Pazartesi, Eylül 22, 2008

Silin Borcunu

Büyük dedelerimizin hatırlayabileceği bir gelenek vardı Ramazan ayında;

Hâli vakti yerinde olanlar kılık-kıyafet değiştirerek hiç tanı­madıkları mıntıkalara gidip, bakkalın manavın tenha za­manlarını seçerek sorarlarmış:

«Zimem defteriniz var mı?» diye,

Zimem defteri, o esnaftan borcuna yani veresiye mal alan mahalle sakinleri­ne ait hesap defteridir: Borçlu ile borcunun miktarı yazılı olan defter.. Esnaf bu defteri çıkarınca, gelen şöyle dermiş:

«Lütfen baştan, son­dan ve ortadan şu kadar sayfanın yekûnunu yapınız» Esnaf bu kadar sayfanın yekûnunu yapar, söyler; gelen de kesesini çıkarır, onu öder:

«Silin borçlarını. Allah kabul etsin» der, çeker gidermiş. Borcu ödenen, borcunu ödeyenin kim olduğunu; borcu sildiren, kimi borçtan kurtar­dığını bilmezmiş.

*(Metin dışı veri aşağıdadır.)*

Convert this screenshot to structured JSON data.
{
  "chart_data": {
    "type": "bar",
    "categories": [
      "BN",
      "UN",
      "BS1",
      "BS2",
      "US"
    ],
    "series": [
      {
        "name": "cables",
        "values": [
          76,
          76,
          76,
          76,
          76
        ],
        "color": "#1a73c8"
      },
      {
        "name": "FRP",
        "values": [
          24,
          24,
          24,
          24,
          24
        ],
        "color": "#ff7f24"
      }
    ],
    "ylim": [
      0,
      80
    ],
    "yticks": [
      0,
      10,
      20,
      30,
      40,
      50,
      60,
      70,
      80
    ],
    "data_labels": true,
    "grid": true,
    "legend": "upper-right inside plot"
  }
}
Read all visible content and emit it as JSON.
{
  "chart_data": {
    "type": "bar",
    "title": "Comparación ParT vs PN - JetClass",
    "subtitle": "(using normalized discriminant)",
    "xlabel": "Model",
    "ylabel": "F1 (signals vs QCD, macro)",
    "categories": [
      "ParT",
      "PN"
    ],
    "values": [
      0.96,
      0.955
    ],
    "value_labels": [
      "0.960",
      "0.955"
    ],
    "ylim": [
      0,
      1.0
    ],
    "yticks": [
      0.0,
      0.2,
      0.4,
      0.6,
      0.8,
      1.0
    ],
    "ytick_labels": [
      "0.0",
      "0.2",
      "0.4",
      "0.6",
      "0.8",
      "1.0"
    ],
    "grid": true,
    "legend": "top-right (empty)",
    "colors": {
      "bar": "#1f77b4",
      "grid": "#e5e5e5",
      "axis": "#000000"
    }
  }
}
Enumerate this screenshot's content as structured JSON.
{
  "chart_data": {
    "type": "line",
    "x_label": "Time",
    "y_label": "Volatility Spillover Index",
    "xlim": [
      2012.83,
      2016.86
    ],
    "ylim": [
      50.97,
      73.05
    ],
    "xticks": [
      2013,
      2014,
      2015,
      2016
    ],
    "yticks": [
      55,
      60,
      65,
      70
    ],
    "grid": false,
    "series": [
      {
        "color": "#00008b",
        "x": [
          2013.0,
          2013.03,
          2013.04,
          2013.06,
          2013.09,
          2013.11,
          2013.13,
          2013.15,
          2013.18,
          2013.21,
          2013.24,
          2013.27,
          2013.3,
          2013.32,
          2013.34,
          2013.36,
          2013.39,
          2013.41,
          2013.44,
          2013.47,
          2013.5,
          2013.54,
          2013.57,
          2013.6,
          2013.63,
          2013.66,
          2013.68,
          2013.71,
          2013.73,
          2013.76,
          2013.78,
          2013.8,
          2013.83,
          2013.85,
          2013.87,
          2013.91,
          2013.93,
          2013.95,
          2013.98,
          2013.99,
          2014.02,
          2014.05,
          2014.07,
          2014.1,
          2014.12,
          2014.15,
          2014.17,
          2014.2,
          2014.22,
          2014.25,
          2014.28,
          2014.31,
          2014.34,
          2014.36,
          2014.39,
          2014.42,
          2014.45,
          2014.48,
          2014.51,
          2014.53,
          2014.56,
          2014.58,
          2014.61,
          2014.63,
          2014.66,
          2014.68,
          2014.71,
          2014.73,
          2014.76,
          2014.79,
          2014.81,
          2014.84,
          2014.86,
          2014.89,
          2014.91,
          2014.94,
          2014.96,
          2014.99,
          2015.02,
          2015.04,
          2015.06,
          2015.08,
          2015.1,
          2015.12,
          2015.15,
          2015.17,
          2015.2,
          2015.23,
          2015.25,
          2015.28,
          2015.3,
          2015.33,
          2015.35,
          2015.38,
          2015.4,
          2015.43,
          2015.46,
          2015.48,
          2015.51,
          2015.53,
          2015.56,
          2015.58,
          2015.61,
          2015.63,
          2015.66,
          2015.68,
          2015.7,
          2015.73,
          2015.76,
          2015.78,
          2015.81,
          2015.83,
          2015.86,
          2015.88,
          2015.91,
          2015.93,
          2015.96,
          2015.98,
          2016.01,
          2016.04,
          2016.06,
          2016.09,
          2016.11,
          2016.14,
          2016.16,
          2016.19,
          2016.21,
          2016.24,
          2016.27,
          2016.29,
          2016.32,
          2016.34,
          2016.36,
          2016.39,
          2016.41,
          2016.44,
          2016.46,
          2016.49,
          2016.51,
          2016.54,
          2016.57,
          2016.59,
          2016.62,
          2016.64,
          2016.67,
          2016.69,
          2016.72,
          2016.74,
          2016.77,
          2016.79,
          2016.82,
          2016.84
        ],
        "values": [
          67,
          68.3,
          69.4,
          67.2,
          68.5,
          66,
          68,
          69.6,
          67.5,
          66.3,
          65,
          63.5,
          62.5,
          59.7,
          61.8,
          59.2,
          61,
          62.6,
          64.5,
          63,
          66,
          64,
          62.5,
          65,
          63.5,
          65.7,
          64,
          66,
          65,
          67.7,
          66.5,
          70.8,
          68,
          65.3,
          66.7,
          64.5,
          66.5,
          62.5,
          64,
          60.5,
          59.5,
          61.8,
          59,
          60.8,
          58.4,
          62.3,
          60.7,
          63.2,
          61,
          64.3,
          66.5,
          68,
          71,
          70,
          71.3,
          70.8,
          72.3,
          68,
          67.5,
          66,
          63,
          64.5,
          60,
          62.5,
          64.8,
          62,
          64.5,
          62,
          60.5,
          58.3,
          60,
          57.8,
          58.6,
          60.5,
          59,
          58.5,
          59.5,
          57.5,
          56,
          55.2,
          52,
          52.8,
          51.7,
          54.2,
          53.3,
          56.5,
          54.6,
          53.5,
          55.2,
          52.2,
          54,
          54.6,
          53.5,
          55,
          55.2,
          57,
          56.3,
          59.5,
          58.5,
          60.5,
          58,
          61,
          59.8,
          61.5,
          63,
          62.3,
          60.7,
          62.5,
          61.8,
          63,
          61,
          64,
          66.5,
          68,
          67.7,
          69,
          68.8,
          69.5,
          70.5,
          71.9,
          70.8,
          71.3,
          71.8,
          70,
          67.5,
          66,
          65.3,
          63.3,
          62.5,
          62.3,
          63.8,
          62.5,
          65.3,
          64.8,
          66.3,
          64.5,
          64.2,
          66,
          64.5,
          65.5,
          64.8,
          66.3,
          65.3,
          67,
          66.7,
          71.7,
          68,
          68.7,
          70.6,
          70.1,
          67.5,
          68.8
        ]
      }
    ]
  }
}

İşte, hiçbir maddi çıkar düşüncesi gözetmeksizin sırf Allah'ın rızasını ka­zanmak ve din kardeşinin sıkıntısını gidermek amacıyla karşılıksız borç vermeye karz-ı hasen denilmiştir. «Hasen» olarak nitelenmesi, amacındaki ruh yüceliğinden ileri gelmektedir.